I did, after all, destroy my car. Yet somehow this was not the worst of things to come in May.
May 18th, while my partner was out running his children and their friends around (as it was Saturday) I was home alone with the animals. I noticed that Jak had a feather out of place on her leg. I tried to inspect it, but Jak has always been my nervous bird, so I blew gently to spread her feathers, and I freaked the heff out.
That’s not even possible.
I blew on her feathers again. I was sure that I saw a flash of raw leg hanging out. I started crying. My partner just happened to get home within the next ten minutes with his daughter and her friend. I told the females upstairs or downstairs, NOW.
My partner inspected the bird and thought it was a blood feather. Huh uh no; I don’t believe so because blood feathers, I could handle. I needed to take her to the ER, but his son was still over at a friends’ house, and because I destroyed my car, his was the only available vehicle.
“Can you uber with the girls and go pick him up later?”
“Can’t you uber?”
“I AM NOT GOING TO ROCKVILLE. HER ER IS IN FAIRFAX VIRGINIA.”
Arrangements were made for the son’s friend to bring him back, but by the time I got back home with the car, my partner went to go pick his son up instead. Jak was not home with me.
If you open up the image and look closely, you can see the one feather standing out on Jak’s right leg.
Her leg was actually split open to the muscle. They said that the condition of the margins let them to believe this wound wasn’t fresh. She had probably been keeping it from me for a day, and we found no evidence around the house of trauma. I am inserting the medical photo very small, and you can choose to view it in full.
She had surgery the next morning, and they were only able to suture it about halfway closed. It was wrapped, she got the Cone of Shame, and was sent home with me Monday morning.
By Wednesday her accessories for the wellness cage arrived, and we were able to make it more comfortable for her.

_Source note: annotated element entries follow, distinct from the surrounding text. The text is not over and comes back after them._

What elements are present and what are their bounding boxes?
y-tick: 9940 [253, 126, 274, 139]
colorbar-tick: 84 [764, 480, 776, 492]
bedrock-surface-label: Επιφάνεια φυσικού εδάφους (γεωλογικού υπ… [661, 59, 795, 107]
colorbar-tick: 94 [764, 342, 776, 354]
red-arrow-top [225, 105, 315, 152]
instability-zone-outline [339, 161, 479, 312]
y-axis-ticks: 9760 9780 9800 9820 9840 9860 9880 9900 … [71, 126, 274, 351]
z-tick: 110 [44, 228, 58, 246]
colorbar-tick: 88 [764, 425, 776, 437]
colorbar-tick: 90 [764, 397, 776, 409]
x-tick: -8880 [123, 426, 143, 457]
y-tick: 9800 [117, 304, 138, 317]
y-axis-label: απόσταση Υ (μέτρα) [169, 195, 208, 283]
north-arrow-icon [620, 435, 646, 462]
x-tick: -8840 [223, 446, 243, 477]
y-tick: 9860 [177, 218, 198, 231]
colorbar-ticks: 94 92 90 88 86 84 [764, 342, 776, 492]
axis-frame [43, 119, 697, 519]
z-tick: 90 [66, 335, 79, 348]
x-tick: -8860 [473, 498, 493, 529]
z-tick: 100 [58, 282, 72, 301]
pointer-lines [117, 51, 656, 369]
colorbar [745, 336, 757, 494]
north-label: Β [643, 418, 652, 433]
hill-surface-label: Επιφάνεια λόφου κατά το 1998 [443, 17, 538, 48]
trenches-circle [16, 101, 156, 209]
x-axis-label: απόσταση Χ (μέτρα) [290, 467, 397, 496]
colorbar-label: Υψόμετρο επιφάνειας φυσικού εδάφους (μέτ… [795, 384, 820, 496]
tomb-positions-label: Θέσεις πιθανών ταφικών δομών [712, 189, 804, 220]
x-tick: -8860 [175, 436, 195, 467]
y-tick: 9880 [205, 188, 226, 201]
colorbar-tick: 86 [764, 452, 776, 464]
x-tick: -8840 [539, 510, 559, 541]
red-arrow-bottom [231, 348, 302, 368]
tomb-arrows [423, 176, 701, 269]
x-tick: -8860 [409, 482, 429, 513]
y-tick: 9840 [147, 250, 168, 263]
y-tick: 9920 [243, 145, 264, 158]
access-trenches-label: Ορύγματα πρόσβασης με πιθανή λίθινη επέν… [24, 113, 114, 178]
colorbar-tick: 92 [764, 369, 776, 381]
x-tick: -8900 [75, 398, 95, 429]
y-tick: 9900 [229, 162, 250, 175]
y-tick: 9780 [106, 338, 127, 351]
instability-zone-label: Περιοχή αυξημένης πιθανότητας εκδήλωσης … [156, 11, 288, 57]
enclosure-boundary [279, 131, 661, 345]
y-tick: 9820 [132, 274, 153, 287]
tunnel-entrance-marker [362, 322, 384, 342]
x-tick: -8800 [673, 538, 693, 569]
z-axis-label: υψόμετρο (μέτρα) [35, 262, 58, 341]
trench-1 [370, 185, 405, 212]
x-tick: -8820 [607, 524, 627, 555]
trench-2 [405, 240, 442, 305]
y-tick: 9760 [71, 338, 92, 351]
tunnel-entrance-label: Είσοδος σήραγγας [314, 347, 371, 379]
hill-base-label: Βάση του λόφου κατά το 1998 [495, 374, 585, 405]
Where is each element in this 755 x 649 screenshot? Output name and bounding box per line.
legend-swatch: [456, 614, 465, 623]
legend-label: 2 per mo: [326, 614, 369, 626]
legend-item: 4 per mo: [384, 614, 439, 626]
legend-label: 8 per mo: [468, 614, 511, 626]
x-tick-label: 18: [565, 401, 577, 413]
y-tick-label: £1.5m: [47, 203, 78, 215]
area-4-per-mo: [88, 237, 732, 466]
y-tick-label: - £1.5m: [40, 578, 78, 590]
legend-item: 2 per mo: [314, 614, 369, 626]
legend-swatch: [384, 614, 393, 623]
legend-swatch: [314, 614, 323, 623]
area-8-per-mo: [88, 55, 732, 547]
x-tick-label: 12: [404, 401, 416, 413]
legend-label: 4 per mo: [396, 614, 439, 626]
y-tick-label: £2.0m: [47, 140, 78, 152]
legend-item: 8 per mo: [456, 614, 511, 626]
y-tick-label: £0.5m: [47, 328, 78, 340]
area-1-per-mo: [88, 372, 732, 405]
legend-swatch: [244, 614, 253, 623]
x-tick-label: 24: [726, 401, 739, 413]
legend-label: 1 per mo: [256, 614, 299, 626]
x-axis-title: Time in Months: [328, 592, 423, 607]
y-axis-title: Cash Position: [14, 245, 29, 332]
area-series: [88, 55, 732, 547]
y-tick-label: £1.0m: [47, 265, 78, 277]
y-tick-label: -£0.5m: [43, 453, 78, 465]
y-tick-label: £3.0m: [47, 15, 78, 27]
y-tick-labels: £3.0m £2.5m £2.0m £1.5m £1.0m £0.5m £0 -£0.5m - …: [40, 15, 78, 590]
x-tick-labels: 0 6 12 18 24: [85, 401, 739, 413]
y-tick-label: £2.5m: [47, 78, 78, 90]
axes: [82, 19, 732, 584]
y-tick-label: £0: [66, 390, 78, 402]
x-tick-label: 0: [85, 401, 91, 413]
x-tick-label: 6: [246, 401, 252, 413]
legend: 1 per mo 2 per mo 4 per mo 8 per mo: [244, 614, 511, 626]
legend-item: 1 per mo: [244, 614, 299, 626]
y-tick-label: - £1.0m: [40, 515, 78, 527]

By the 23rd of May she was having supervised time with her wife and discontinued her meloxicam:
On June 1st she had her baytril discontinued and her leg unwrapped and sutures removed. I was given a silver based cream to begin applying to her large scab.
Jak’s scab fell off two days ago
Today I removed her cone and let her free for six hours. She took 1 1/2 baths, and did a lot of grooming, and was given a lot of grooming by the other two green cheek conures. Her timing for her injury was at the beginning of a molt. She had so many pins on her that were unrelated to the feathers that began to grow back on her leg. My partner doesn’t feel comfortable letting her have Night Night unsupervised with the other two, but she’ll be out with them all day tomorrow.
I do have another car should something go cockeyed again, but Jak has been through this amazingly without complications.